Just the fact that the title of the movie was changed from Shadow Glories - which is a more evocative and appropriate title - to the dumbed-down, bland and forgettable “The Fight” tells you all you need to know, really. The movie seems to be a labor of love from all involved, especially Marc Sandler. We were unfamiliar with his work prior to seeing this. He resembles James Gandolfini and always tilts his head down.
It’s mainly during his overly-heartfelt voice-over narration that the movie seems like it’s trying too hard to be gritty, or just trying too hard in general. Plus at almost two hours, the movie is far too long and overstays its welcome. There’s only so much goodwill this movie can hope to have, and by trying our patience with an extended running time, it expends its capital with the audience. How much time are we supposed to want to spend with these troubled people and their sad lives?
Fans of more traditional action movies (like us) will find the pace slow, and the copious use of slow-motion only slows things down to a crawl even more. But the movie predated Million Dollar Baby (2004) by a solid three years, and Sandler (who we are guessing isn’t related to Adam...or maybe just hoping) has a great yell.
Killer Kuzinski, not to be confused with Killer Kowalski, or Unabomber Ted Kaczynski, is an appropriately evil and heartless man, unafraid to be put in the impossible position of fighting a woman in an exhibition bout. If he wins, he looks like a jerk, if he loses, he was beat by a girl. But perhaps CJ’s mighty cry - from a crowded audience - of “I can beat you!!!”, which he somehow heard from the ring, really got to him.
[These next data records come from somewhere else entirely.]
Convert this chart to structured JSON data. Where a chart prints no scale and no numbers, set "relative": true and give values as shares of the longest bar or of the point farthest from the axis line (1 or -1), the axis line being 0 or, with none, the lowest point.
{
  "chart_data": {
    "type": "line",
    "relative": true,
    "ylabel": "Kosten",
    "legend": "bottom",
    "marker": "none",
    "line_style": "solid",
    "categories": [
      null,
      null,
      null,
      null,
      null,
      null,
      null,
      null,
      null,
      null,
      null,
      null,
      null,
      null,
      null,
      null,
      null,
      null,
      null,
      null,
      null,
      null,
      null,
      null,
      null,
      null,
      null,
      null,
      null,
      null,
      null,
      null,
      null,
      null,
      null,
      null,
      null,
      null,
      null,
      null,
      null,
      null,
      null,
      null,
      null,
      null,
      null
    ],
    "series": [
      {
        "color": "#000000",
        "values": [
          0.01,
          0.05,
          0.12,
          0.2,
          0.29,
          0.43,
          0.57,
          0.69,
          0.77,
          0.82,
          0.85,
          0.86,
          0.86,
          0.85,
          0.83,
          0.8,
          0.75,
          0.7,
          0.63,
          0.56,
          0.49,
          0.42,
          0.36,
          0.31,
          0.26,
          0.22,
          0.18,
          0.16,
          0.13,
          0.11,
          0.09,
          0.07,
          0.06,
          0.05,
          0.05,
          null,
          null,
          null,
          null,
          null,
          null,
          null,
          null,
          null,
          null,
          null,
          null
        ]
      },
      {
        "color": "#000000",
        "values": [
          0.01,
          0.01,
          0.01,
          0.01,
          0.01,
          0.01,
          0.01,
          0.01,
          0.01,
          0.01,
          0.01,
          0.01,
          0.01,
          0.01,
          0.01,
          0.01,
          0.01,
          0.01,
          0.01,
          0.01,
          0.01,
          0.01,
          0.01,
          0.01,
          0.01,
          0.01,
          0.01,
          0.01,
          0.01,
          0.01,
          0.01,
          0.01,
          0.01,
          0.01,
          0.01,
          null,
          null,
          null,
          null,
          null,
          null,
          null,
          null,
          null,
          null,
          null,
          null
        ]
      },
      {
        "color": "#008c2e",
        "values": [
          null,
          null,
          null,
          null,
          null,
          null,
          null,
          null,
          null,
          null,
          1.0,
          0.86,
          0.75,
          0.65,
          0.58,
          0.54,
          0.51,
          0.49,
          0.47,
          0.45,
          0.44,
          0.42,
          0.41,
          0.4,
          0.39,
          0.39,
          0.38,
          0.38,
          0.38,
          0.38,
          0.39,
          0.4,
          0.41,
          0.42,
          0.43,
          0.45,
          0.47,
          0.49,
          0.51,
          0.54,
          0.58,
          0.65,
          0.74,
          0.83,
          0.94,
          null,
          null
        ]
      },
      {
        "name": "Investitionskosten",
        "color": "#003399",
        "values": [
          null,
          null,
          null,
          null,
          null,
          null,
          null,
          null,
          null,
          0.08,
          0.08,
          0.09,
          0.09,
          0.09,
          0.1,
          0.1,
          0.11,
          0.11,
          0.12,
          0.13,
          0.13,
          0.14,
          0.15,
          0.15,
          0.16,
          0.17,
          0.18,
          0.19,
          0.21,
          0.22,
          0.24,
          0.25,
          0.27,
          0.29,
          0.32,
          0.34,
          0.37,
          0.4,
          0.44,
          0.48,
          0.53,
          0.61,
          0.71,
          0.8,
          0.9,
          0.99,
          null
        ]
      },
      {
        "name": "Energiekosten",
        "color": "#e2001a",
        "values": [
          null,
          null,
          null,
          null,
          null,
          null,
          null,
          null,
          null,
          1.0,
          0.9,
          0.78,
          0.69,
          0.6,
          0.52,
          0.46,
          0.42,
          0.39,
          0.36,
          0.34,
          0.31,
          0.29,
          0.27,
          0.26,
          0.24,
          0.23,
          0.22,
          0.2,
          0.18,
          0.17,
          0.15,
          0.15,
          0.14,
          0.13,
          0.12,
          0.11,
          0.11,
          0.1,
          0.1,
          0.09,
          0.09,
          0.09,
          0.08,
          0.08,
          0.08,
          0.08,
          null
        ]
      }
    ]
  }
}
A movie highlight occurs when two elderly men in Karate Gi’s have a conversation. They don’t seem like guys that would be wearing those outfits or be in a dojo. It looks like two grandfathers named Sid and Morty and they should be at a deli discussing Matlock. It’s a funny scene, watch out for it.
Shot in Lewiston, Maine, The Fight is something of an oddity. There’s too much drama for your standard Punchfighter (or almost-Punchfighter), but too much hand-to-hand combat for patrons seeking a standard drama. It seems only very specific audiences will warm to The Fight.